Mais malheureusement pour Nero, ce fut BIEN PLUS compliqué que prévu et l'image du « petit ange tombé du ciel », reflet de la perfection incarnée de Weiss, se fissura bien assez vite.

Oui. Il l'apprit à ses dépens : le petit ange se transforma en démon.

1. Quand il faut lui faire ranger sa chambre

A chaque fois que Nero apparaissait dans la chambre de Shiro, il était envahi d'un profond sentiment de dépression qui le perturba jusqu'au plus profond de son être.

Quand il s'absentait pour chercher Weiss, il devait toujours trouver un moyen de distraire Shiro. Alors, il lui ramenait des jouets. Des livres. Des crayons. N'importe quoi provenant du monde extérieur que Sir Shiro réclamait.

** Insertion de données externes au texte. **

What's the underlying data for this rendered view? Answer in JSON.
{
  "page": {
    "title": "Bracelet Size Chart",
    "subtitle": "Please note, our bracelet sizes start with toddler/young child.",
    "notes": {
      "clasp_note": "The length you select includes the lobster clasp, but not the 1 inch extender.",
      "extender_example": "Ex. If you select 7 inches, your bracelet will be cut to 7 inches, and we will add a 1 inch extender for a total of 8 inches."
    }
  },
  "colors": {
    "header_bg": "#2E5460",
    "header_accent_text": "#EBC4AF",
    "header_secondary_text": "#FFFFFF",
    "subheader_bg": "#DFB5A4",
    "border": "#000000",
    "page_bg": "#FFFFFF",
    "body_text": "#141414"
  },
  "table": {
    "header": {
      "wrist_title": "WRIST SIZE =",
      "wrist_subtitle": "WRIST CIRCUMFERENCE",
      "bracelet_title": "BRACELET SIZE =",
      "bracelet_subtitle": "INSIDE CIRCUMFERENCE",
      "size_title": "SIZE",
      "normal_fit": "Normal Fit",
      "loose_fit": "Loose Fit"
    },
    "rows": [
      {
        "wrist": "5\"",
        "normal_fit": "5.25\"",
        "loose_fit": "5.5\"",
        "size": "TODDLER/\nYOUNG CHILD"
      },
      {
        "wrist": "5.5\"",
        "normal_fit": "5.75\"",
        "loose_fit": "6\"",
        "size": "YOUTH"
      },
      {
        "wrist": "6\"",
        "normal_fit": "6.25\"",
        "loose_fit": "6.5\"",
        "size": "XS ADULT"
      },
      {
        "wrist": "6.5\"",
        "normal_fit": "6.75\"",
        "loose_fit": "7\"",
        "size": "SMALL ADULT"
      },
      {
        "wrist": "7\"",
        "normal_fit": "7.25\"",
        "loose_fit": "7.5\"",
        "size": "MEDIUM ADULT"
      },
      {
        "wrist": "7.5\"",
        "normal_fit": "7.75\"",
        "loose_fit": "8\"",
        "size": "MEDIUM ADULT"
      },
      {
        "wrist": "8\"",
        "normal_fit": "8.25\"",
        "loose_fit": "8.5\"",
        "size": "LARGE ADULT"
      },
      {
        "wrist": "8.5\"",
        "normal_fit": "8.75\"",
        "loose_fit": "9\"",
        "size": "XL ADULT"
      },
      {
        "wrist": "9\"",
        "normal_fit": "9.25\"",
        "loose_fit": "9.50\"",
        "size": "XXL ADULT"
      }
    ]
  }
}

Au début, ce ne fut pas évident et le Tsviet sombre s'en moquait tant que Shiro se tenait tranquille. Mais Nero réalisa, en voyant l'état de ce qu'il avait appelé « chambre » autrefois, qu'il en avait ramené un peu beaucoup.

Beaucoup trop.

Et quand il marcha sur l'une de ces figurines humanoïdes en bois (que Shiro avait baptisé du nom de TOM), ce fut la goutte d'eau.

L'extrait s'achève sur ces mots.